We boomers came of age in a simpler time with three TV stations that played commercials to our moms in plaid dresses. In those days, soap operas actually sold soap. Mom would also read the Wednesday food section in the newspaper, clip the coupons and proceed to the grocery store to buy Tide or Kraft or Jell-O. As foodservice burgeoned in the late 1960’s, brands such as McDonald’s, Hot Shoppes and Dunkin Donuts etched themselves in our mind.
A recent study of retail brands and millennials indicates a very different relationship to brands. Brand loyalty is not a major pull for Millennials. When a national brand they wish to buy is not available on the shelf, four in ten choose the store brand; one third pick a different national brand but one in eight look elsewhere for the national brand they initially wanted.
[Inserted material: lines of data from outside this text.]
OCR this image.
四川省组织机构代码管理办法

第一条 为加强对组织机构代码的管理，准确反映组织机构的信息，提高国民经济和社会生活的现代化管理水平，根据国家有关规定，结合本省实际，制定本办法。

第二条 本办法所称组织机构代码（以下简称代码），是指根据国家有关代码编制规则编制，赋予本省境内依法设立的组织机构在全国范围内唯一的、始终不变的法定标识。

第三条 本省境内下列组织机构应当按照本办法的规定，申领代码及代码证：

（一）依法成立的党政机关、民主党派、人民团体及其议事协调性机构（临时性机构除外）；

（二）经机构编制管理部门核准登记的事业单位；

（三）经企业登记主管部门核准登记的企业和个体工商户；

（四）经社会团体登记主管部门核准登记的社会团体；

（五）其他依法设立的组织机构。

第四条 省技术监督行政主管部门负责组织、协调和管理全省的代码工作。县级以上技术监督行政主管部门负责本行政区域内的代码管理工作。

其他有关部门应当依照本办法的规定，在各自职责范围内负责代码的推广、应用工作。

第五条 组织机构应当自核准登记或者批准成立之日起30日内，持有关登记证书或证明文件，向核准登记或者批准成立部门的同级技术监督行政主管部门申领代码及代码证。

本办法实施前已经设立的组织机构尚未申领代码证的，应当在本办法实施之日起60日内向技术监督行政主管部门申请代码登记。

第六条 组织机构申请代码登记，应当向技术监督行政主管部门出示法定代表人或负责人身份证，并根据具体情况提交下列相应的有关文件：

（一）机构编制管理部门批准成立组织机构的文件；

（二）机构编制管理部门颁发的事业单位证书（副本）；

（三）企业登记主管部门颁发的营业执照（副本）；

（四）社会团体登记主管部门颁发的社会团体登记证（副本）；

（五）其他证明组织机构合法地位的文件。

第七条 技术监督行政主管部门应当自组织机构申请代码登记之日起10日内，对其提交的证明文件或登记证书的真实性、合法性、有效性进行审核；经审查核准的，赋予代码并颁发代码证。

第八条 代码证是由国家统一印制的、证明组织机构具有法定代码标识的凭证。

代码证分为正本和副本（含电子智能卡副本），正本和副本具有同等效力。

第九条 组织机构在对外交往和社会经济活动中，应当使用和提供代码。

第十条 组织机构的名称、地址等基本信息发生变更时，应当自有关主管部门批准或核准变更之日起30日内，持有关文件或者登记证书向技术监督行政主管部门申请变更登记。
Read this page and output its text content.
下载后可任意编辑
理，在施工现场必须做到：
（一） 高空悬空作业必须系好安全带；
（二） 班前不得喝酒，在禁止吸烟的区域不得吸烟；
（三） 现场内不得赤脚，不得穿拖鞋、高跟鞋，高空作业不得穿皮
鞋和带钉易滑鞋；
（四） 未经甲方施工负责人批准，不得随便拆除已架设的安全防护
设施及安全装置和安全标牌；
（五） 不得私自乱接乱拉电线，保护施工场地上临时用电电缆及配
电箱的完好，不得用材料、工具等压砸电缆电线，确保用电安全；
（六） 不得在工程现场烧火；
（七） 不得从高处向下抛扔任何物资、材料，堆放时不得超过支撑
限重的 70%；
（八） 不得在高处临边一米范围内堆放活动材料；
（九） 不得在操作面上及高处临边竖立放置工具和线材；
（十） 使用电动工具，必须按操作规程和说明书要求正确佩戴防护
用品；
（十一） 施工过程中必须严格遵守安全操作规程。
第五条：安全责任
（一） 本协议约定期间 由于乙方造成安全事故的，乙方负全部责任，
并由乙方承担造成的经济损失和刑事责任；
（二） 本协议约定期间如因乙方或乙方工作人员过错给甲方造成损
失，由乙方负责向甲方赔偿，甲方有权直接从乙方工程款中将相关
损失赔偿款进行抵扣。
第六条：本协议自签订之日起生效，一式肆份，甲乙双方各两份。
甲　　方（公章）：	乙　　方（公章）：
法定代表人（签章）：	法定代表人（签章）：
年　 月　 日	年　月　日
Millennials are universally familiar with store brands and buy them regularly. Almost four in ten said they buy store brands frequently, the highest rate offered in the study. Seventy-one percent said value is the main reason they purchase the store brand product as opposed to the national brand. Product quality improvements and a good prior experience will drive their future store brand purchase.
What are the implications for foodservice?
These are strong numbers from a large demographic. Most foodservice chains have boomer leadership. We tend to bring our worldview to work and assume that most people are just like us. After all, we believe we are the most educated and social aware generation. So if boomers lead marketing with their brand awareness and strategies, we may be speaking to a group that does not think and BUY as we do.
Millennials want value and VALUES. They are not willing to pay more for a national brand simply because it is familiar; they want to buy products that are fairly priced. They also want brands that represent VALUES like sustainability and fair trade with clean ingredient labels. They buy company’s reputations as much as they buy products. A recent Nielsen study found – “More than half of global consumers are willing to pay extra for products from companies with positive social, environmental impact”.
Now is a good time to get out in the field and specifically ask Millennials what they want. Selling soap to customers that want to buy a whole package of clean is out of step with today’s younger consumer. It’s time to shift strategy to a new generation of savvy consumers that want more than three TV stations worth of choice.